Pero, con respecto a las diferencias de los pecados, se ha de tener en cuenta que unos son mortales y otros veniales. Es mortal el que priva al alma de la vida espiritual. Vida que, a semejanza de la natural, tiene una doble explicación: vemos que el cuerpo vive naturalmente por estar unido al alma, que es su principio vital, y que el cuerpo vivificado por el alma se mueve por sí mismo, mientras que el cuerpo muerto, o permanece inmóvil o es movido por algo exterior.
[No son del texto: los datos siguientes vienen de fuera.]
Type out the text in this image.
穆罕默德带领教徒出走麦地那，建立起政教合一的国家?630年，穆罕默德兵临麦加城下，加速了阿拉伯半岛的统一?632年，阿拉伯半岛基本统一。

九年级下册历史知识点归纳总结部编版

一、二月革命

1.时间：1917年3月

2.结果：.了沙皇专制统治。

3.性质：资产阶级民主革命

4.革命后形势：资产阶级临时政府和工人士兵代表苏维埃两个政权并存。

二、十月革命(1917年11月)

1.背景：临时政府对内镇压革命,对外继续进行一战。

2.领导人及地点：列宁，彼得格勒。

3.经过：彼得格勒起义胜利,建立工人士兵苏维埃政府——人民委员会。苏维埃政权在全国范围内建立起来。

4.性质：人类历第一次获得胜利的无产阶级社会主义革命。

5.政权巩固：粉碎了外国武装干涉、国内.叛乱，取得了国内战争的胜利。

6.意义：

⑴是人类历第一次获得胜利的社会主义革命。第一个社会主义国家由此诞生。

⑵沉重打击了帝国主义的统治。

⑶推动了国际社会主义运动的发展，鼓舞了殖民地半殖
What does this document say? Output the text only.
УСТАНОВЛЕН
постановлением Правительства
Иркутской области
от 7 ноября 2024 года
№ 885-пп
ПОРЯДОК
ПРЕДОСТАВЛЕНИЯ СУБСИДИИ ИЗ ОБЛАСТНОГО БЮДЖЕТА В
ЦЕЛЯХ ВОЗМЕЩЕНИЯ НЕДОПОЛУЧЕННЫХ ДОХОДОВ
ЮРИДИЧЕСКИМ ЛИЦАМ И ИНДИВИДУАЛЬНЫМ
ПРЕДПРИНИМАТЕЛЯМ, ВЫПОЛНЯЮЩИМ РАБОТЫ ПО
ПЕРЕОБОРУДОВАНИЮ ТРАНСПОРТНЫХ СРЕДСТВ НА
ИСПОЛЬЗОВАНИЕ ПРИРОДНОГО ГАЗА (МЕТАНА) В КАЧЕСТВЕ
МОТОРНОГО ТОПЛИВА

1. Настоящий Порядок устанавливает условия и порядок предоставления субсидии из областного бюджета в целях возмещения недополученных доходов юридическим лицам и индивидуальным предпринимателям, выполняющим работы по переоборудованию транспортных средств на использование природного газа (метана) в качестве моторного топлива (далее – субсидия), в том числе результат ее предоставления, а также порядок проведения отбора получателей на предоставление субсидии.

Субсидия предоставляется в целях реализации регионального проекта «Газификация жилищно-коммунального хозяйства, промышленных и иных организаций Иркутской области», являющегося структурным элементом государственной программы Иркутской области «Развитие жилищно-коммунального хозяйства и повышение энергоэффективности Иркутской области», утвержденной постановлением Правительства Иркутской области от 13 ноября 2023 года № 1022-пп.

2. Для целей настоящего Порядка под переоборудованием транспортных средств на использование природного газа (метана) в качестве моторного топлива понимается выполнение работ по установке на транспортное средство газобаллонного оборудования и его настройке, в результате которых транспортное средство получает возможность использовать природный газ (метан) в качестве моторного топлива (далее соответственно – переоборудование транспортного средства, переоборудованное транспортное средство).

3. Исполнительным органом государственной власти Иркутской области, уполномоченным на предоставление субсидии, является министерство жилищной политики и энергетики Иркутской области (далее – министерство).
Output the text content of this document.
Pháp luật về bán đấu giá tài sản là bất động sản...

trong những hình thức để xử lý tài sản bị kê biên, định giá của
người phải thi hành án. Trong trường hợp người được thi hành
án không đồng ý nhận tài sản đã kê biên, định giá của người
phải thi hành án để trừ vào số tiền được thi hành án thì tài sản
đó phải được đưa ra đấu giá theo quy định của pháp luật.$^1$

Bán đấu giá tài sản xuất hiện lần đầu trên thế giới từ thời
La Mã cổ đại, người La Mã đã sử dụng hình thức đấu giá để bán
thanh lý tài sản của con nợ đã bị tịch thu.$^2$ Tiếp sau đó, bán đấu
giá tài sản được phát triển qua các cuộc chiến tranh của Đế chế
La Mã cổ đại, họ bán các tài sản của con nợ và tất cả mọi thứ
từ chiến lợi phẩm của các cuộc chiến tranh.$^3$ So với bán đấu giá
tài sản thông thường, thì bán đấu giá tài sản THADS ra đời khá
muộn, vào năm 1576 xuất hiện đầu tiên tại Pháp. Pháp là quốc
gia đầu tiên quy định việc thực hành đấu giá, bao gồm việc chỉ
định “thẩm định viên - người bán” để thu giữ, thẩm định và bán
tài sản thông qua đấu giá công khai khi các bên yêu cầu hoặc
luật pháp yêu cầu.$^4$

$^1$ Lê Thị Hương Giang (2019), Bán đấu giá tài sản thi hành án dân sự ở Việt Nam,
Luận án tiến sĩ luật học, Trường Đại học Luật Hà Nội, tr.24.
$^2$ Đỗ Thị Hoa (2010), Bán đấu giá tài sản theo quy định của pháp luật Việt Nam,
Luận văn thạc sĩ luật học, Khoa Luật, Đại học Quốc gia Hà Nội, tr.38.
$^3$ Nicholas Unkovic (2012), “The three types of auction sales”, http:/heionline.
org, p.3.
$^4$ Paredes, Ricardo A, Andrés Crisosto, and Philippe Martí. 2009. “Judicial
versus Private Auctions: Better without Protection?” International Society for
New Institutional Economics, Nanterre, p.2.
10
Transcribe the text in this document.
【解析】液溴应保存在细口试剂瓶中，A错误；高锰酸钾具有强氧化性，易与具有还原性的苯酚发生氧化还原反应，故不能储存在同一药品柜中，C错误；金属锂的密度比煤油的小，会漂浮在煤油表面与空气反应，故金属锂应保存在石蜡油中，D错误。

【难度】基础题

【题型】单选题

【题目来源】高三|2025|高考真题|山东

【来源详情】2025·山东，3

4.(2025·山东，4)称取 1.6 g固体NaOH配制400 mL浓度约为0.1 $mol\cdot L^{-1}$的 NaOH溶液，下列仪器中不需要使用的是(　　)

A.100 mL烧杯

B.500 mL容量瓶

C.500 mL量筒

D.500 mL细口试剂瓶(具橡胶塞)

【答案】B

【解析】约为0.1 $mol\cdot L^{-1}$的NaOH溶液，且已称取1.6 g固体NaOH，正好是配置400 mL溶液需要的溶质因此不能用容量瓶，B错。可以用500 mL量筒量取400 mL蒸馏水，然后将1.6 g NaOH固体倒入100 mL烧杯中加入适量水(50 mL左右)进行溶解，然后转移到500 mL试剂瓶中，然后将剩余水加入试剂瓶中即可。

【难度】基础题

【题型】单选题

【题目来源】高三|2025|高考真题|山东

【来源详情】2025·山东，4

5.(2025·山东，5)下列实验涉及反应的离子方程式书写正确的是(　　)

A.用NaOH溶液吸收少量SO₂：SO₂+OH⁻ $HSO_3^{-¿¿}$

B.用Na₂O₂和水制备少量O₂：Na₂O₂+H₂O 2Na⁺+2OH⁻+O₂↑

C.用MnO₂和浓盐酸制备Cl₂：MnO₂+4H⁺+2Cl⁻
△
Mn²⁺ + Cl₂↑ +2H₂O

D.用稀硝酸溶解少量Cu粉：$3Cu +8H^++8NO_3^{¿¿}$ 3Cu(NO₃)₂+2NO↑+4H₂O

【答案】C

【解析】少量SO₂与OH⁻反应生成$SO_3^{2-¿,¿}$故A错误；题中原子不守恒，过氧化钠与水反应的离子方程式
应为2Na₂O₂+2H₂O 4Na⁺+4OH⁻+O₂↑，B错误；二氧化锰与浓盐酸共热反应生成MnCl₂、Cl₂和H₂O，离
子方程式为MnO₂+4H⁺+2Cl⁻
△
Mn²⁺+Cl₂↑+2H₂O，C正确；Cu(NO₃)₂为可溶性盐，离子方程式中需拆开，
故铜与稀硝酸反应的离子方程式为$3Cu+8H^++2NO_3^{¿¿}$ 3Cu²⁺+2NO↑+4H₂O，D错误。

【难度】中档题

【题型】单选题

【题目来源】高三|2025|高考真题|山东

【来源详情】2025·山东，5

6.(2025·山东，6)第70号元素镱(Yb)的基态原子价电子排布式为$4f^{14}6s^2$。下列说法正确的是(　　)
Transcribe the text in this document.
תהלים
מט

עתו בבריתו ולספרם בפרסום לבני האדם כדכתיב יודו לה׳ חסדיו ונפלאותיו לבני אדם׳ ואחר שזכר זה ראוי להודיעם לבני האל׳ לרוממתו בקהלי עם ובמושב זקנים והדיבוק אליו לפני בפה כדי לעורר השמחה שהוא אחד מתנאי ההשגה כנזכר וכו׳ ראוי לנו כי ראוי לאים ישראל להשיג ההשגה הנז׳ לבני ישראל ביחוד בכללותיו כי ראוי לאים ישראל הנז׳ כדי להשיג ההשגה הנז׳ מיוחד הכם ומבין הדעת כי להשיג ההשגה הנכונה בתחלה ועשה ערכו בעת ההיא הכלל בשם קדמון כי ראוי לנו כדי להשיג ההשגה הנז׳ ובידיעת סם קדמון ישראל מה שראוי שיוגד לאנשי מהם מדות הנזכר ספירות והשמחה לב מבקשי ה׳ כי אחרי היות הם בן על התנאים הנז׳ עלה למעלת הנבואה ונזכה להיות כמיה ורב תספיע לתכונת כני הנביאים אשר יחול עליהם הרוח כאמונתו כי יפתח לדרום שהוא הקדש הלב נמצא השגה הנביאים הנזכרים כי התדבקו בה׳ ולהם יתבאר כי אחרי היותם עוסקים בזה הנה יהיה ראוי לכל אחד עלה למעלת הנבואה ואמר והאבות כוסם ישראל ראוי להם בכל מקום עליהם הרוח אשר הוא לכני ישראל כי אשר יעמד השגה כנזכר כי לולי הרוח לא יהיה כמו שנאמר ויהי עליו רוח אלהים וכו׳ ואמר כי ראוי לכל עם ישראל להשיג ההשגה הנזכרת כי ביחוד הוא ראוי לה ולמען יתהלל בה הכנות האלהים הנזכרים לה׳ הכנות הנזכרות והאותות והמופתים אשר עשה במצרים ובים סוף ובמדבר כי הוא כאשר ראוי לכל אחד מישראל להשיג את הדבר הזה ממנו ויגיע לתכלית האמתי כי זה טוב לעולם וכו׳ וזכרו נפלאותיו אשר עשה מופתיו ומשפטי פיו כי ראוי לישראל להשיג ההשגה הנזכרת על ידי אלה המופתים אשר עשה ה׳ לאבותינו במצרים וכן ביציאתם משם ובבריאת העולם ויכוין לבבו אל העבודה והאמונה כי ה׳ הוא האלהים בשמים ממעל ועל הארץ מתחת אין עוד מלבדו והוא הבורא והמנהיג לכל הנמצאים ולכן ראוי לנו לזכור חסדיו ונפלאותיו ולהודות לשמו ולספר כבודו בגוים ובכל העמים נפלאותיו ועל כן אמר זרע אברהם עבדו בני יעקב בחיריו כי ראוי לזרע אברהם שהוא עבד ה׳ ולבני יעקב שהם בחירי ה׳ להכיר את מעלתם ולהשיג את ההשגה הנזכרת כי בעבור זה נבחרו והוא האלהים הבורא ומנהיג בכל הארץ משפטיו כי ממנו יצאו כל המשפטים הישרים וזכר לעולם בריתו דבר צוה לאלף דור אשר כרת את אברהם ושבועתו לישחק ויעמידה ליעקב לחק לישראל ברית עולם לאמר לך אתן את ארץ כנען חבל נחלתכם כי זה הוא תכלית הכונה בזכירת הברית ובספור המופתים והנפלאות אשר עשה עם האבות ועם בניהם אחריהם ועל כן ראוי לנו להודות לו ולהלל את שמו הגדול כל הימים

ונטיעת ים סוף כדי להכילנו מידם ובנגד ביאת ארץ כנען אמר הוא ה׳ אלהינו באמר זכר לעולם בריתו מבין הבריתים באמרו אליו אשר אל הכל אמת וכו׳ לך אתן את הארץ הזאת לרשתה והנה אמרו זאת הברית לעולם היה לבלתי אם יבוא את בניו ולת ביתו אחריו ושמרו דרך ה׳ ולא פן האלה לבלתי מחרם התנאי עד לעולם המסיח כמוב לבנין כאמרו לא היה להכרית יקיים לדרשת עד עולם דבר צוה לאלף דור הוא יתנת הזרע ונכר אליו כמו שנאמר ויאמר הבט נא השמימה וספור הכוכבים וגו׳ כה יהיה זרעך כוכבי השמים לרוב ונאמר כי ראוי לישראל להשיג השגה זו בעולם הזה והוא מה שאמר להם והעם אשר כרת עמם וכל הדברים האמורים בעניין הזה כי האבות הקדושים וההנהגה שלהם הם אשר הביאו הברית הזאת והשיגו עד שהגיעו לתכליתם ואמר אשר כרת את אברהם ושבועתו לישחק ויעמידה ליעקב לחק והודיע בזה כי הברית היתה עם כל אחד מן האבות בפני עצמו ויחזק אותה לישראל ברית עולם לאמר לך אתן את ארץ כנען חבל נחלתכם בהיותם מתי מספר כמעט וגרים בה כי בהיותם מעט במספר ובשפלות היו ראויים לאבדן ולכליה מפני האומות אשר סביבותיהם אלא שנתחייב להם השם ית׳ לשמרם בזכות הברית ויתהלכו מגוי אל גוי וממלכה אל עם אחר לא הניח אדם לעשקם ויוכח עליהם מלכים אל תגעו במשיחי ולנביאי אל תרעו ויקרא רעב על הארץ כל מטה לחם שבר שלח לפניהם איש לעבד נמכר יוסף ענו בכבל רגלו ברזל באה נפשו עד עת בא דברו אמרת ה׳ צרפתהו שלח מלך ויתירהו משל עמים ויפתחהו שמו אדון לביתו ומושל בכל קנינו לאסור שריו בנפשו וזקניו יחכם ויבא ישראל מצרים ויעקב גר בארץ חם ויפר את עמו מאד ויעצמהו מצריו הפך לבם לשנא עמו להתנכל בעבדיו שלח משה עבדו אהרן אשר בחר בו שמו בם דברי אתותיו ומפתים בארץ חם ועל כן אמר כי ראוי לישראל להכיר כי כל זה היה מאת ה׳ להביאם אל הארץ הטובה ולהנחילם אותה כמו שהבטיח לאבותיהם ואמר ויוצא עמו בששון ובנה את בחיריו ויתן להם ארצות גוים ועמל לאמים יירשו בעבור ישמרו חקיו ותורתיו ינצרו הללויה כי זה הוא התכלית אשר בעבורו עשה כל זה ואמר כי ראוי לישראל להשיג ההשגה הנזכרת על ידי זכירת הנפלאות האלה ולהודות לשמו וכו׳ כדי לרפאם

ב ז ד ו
Del mismo modo, pues, cuando la voluntad del hombre se une por la recta intención al último fin, que es su objeto, y en cierto modo su forma está viva; y cuando se une a Dios y al prójimo por el amor, es movida por un principio interior a obrar con rectitud. Sin embargo, quitados el amor y la intención del último fin, el alma se queda como muerta, porque por sí misma no se mueve a obrar rectamente, sino que o deja totalmente de hacer cosas rectas o es impulsada a hacerlas solamente por un agente exterior, a saber, por miedo a las penas. Luego cuantos pecados se opongan al amor y a la intención del último fin son mortales. Pero si, exceptuadas estas cosas, alguien se aparta en algo del recto orden de la razón, no será pecado mortal, sino venial.